What's The Difference In Everything Else: Somewhat obviously, the only bonus features are those from the original, Universal release, which means that the wealth of behind the scenes and background information is completely absent. Despite their willingness to sell or provide Criterion with the licenses to some of their films, including this one and Dazed and Confused, there seems to be an adversarial relationship where distribution and duplication of rights is concerned: specifically, I haven't seen any of the extras on Criterion releases appear on subsequent Universal editions.

What precisely this means for the future of those big-studio Criterion releases remains to be seen, but in the interim it appears as if fans of these films won't get anything but the films and/or the extra content Universal commissioned for its own releases. In this case, that's particularly disappointing, since like many of Gilliam's films, the production history was an epic saga of conflicts and changes, and is absolutely of interest to anyone who is a fan.

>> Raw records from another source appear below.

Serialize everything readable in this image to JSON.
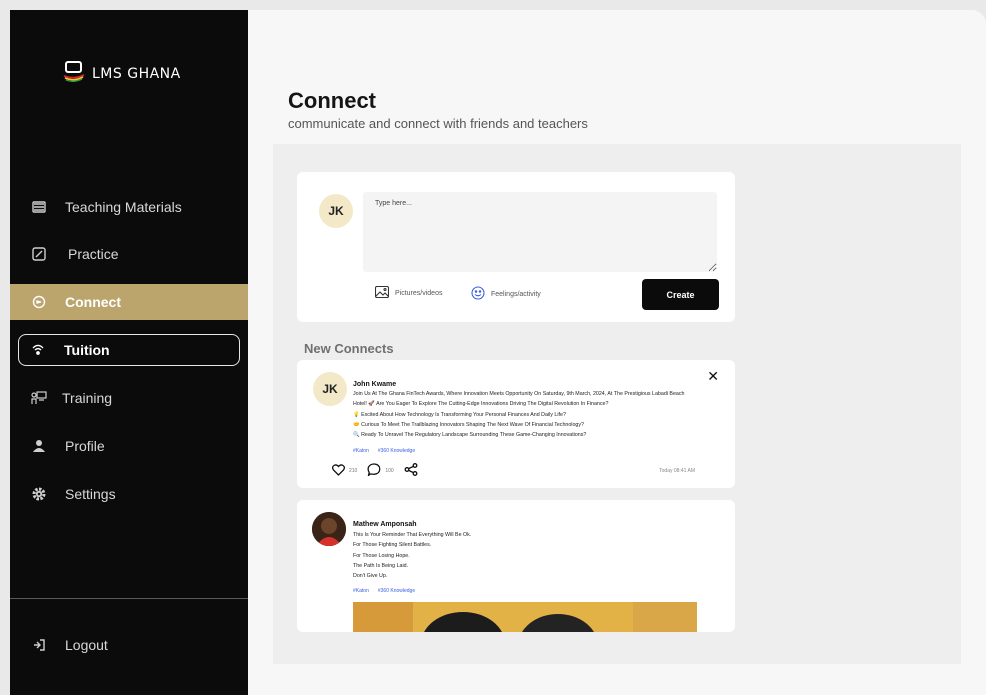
{
  "sidebar": {
    "logo_text": "LMS GHANA",
    "items": [
      {
        "label": "Teaching Materials",
        "icon": "stack-icon"
      },
      {
        "label": "Practice",
        "icon": "edit-box-icon"
      },
      {
        "label": "Connect",
        "icon": "chat-icon",
        "state": "active"
      },
      {
        "label": "Tuition",
        "icon": "broadcast-icon",
        "state": "outlined"
      },
      {
        "label": "Training",
        "icon": "classroom-icon"
      },
      {
        "label": "Profile",
        "icon": "person-icon"
      },
      {
        "label": "Settings",
        "icon": "gear-icon"
      }
    ],
    "logout_label": "Logout"
  },
  "header": {
    "title": "Connect",
    "subtitle": "communicate and connect with friends and teachers"
  },
  "composer": {
    "avatar_initials": "JK",
    "placeholder": "Type here...",
    "pictures_label": "Pictures/videos",
    "feelings_label": "Feelings/activity",
    "create_label": "Create"
  },
  "feed": {
    "section_title": "New Connects",
    "posts": [
      {
        "avatar_initials": "JK",
        "author": "John Kwame",
        "lines": [
          "Join Us At The Ghana FinTech Awards, Where Innovation Meets Opportunity On Saturday, 9th March, 2024, At The Prestigious Labadi Beach",
          "Hotel! 🚀 Are You Eager To Explore The Cutting-Edge Innovations Driving The Digital Revolution In Finance?",
          "💡 Excited About How Technology Is Transforming Your Personal Finances And Daily Life?",
          "🤝 Curious To Meet The Trailblazing Innovators Shaping The Next Wave Of Financial Technology?",
          "🔍 Ready To Unravel The Regulatory Landscape Surrounding These Game-Changing Innovations?"
        ],
        "tags": [
          "#Katon",
          "#360 Knowledge"
        ],
        "likes": "210",
        "comments": "100",
        "timestamp": "Today 08:41 AM"
      },
      {
        "author": "Mathew Amponsah",
        "lines": [
          "This Is Your Reminder That Everything Will Be Ok.",
          "For Those Fighting Silent Battles.",
          "For Those Losing Hope.",
          "The Path Is Being Laid.",
          "Don't Give Up."
        ],
        "tags": [
          "#Katon",
          "#360 Knowledge"
        ]
      }
    ]
  },
  "colors": {
    "sidebar_bg": "#0b0b0b",
    "accent_gold": "#bba56c",
    "button_dark": "#0b0b0b",
    "tag_blue": "#3b5ee0",
    "avatar_bg": "#f3e9c9"
  }
}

What's The Final Grade: D. As much as Fear and Loathing is a must-have release for all Gilliam fans and folks who appreciate its oddball, operatic visual style, even a solid and satisfying high-definition transfer does not do justice to the legacy of the film, especially since so much of it has already been chronicled and cataloged on home video. If you're really hurting for this film, I recommend either watching your well-worn copy of the Criterion DVD on an up-scaling player, or renting this disc rather than buying it.